Swayam Chatterjee
2026
JU-NLP-PG at RAG4Reports 2026: Memory-Efficient Multilingual Report Generation with 4-bit Quantized LLMs
Swayam Chatterjee | Dipankar Das
Proceedings of the 1st Workshop on Multilingual Report Generation via Retrieval Augmented Generation (RAG4Reports 2026)
Swayam Chatterjee | Dipankar Das
Proceedings of the 1st Workshop on Multilingual Report Generation via Retrieval Augmented Generation (RAG4Reports 2026)

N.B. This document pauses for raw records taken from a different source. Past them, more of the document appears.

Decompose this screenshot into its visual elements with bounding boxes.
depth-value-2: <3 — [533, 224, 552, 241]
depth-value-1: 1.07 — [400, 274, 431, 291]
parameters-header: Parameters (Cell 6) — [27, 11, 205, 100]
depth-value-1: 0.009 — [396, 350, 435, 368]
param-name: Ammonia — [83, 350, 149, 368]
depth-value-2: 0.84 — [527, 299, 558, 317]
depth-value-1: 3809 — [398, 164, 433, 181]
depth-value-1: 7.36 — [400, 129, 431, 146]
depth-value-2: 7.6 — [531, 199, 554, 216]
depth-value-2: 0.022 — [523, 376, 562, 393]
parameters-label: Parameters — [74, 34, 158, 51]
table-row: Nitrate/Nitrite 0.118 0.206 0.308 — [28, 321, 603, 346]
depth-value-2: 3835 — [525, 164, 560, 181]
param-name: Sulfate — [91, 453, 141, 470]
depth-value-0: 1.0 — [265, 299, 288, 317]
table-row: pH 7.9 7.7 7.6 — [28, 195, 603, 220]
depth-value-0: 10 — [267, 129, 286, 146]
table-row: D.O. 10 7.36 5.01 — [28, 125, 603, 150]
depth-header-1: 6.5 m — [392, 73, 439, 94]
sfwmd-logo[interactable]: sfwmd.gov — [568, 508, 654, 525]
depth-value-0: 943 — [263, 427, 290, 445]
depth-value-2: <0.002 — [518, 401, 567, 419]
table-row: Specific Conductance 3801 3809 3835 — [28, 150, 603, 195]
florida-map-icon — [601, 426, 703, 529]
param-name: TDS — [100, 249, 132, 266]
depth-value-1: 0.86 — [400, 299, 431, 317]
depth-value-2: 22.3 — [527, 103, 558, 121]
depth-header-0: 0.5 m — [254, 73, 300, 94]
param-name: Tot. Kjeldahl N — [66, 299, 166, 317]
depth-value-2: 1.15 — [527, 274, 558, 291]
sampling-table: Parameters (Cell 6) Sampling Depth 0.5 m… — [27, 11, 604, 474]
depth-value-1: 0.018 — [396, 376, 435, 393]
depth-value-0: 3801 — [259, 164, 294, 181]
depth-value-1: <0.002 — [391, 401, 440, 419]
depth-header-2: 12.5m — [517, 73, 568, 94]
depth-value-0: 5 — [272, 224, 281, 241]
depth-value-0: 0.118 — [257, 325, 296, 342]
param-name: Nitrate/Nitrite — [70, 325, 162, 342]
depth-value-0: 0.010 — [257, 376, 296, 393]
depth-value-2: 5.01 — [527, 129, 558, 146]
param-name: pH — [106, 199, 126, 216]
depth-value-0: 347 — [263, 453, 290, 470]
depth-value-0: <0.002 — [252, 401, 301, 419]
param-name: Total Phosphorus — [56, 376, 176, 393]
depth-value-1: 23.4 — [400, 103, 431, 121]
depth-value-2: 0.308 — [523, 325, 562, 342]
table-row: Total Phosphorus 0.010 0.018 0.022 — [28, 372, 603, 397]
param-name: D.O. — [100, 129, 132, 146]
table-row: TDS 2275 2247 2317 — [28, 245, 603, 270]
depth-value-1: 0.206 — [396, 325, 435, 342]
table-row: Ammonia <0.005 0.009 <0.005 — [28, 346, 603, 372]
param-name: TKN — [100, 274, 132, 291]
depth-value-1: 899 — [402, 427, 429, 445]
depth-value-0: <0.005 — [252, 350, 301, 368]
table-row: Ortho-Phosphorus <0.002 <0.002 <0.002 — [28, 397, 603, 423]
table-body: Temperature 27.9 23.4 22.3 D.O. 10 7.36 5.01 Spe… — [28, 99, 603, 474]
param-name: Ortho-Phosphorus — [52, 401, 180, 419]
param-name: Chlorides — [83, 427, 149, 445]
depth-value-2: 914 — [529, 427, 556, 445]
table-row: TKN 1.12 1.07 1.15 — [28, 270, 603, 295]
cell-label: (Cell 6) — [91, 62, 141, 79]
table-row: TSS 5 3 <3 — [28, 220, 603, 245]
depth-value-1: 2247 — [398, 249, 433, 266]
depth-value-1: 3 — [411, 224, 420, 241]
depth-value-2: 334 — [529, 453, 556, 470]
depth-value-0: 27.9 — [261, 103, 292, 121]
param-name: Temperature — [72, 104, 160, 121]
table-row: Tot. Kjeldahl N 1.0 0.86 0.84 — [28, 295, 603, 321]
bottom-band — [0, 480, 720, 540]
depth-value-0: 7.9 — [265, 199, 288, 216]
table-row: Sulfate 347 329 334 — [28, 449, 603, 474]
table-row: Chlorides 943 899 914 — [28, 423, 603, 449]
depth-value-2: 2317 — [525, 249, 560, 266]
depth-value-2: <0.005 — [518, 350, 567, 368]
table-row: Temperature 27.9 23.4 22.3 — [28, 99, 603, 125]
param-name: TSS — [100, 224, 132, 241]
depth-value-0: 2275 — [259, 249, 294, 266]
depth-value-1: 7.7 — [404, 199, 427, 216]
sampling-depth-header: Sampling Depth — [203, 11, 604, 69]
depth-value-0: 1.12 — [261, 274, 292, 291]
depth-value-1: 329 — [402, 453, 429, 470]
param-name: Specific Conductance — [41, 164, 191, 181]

In the present article, we have described our system developed for participating in Task B on Multilingual Report Generation under RAG4Reports 2026 at ACL 2026 with submitted run ID ju_nlp_pg. The problem statement is given a report request in English, the system retrieves relevant passages from a four million multilingual document corpus (English, Chinese, Russian, Arabic) and generates a grounded, citation-bearing report. Our core challenge was how to fit a large retrieval corpus along with a capable generative model on a two-GPU node with ≈29 GB RAM. We addressed the challenge employing three different techniques: (1) 4-bit NF4 quantization, shrinking the LLM from ≈14 GB to ≈4 GB; (2) memory-mapped, chunked FAISS index construction over pre-computed multilingual-e5-large embeddings; and (3) strict model-loading order to prevent heap fragmentation. On the other hand, the reports are structured around topic nuggets to directly target the Auto-ARGUE evaluation signal.